Very well said wtbr, though I wasnt insulted by DOBs' post, i'm aware that posting about this topic stirs up strong feelings. I actually welcome all shades of opinion, from the soflty soflt indulgent to the down right harsh and insulting. I find it helpfull to get as any different ways of looking at things as possible. Fortuanelty, and it's possibly because i am on opis and benzos i currently dont get offended, upset or emotionally dragged down by such things. DOB the 'dirty rotten' thing was totally uneceaasry and misplaced, you dont know the fisrt thing about me, other than the post you read.

It is true i am not, nor never have been as driven or goal foccused as you seem to be. There is a vague plan in the back of my mind that if and when i defeat my habits, i am going to put my experience to use, and hope to be able to give something back, and help others by seekig employement in the drugs support field.

True, true, buddy. One has to be pragmatic sometimes when staggering lack of insight manifests. The true irony being that here you are, with the will and strength of character and decency to want to give something back to harm reduction - not everyone can do that, however anyone can piss about with their own physiology or running cycles of this or that, same as countless others before and after them, nothing altruistic, technical, meritorious or socially valuable there at all.
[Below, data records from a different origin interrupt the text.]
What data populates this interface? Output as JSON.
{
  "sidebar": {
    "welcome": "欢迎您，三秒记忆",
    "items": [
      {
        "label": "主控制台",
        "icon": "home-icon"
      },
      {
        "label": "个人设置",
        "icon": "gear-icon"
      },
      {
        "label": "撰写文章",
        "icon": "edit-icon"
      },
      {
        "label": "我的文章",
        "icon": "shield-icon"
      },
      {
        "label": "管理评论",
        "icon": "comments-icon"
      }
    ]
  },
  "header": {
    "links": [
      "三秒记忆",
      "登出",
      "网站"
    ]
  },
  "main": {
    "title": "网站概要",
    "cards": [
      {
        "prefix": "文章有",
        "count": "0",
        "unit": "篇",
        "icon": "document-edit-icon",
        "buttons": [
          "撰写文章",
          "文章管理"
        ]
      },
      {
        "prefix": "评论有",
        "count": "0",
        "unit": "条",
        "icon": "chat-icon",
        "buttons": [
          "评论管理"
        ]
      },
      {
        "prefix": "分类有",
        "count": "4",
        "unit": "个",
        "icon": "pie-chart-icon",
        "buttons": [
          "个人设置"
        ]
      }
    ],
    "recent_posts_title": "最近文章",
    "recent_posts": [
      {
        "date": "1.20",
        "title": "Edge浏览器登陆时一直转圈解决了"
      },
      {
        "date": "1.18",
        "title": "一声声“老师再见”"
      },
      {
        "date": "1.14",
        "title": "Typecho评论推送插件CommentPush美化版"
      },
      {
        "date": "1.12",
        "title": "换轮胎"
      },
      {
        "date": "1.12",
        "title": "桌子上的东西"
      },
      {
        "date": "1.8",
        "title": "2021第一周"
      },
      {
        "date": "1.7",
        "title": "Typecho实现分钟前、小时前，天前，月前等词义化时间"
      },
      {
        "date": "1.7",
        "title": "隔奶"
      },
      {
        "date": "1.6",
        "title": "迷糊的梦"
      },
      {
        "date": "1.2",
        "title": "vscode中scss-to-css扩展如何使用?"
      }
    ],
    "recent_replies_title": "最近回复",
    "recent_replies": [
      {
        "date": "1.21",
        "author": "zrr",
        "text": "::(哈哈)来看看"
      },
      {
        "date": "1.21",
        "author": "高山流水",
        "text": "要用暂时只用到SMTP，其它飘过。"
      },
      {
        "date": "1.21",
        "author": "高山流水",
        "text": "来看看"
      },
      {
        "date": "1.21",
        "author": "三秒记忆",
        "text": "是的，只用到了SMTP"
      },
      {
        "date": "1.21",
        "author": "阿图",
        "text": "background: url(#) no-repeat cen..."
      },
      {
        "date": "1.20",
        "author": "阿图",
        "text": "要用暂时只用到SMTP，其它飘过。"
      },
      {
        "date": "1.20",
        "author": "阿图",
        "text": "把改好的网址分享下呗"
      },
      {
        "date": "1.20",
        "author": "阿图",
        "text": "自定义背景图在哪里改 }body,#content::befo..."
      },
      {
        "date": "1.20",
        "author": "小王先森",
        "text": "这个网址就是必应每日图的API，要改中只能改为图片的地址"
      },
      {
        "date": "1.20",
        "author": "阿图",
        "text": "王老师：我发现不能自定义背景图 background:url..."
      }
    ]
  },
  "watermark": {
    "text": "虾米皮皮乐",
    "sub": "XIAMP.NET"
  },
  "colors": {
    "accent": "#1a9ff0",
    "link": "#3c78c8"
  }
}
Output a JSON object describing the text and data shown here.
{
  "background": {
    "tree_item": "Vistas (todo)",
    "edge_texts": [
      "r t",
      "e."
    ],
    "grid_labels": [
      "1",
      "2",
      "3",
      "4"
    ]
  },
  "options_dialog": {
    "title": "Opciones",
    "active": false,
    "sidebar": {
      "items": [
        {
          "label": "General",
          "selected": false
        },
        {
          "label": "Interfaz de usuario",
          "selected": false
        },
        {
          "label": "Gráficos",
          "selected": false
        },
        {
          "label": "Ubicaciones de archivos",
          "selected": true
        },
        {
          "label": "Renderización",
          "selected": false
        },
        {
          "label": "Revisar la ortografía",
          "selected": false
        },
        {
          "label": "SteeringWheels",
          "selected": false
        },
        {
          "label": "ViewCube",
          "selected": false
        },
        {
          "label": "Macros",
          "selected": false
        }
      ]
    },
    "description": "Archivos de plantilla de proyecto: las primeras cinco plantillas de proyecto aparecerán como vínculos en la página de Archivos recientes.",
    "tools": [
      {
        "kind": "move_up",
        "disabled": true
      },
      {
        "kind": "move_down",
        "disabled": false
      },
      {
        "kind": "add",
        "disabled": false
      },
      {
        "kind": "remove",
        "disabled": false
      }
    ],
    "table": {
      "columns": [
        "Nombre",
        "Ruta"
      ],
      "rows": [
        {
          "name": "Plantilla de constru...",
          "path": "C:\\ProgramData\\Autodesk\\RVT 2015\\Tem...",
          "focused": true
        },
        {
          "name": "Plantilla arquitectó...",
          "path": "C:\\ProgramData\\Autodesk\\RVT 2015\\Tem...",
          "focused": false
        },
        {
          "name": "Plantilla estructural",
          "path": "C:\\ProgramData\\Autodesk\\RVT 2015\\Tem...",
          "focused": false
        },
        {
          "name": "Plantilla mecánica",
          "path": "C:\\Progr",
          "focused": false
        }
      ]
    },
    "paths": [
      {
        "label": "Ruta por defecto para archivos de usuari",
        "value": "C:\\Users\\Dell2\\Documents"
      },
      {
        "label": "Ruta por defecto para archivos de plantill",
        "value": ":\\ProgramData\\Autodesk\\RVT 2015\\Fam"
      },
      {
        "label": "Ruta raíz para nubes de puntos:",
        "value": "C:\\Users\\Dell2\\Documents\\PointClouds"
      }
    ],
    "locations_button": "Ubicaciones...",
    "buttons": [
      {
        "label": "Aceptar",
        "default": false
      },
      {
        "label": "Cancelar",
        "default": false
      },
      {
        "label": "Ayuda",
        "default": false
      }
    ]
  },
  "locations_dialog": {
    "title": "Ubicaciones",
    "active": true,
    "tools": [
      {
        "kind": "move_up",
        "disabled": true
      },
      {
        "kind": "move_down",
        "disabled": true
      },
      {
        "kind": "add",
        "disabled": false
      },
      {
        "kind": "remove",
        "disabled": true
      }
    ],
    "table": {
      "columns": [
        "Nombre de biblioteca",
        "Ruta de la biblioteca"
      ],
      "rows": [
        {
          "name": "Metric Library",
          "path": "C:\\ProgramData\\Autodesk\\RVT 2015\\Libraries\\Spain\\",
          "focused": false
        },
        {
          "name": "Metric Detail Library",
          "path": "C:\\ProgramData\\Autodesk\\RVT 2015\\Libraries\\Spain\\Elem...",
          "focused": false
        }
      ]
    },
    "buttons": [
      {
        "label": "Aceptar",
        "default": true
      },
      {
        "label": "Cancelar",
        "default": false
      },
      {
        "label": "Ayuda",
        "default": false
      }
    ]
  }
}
On the other hand, the desire to do something for others, with no expectation in return, is a true measure of a character and I have every faith in your ability to succeed. Quiet determination is a virtue possessed by few, coveted by the many. Good for you.
 
Thanks for the support and encouragement. :)

Does it appear that i have a staggering lack of insight ? I thought i was reasonably self aware and other doctors have told me that i have good insight, but i think all addictive substances play tricks on your mind, and i have to become aware of the ones I might be falling for.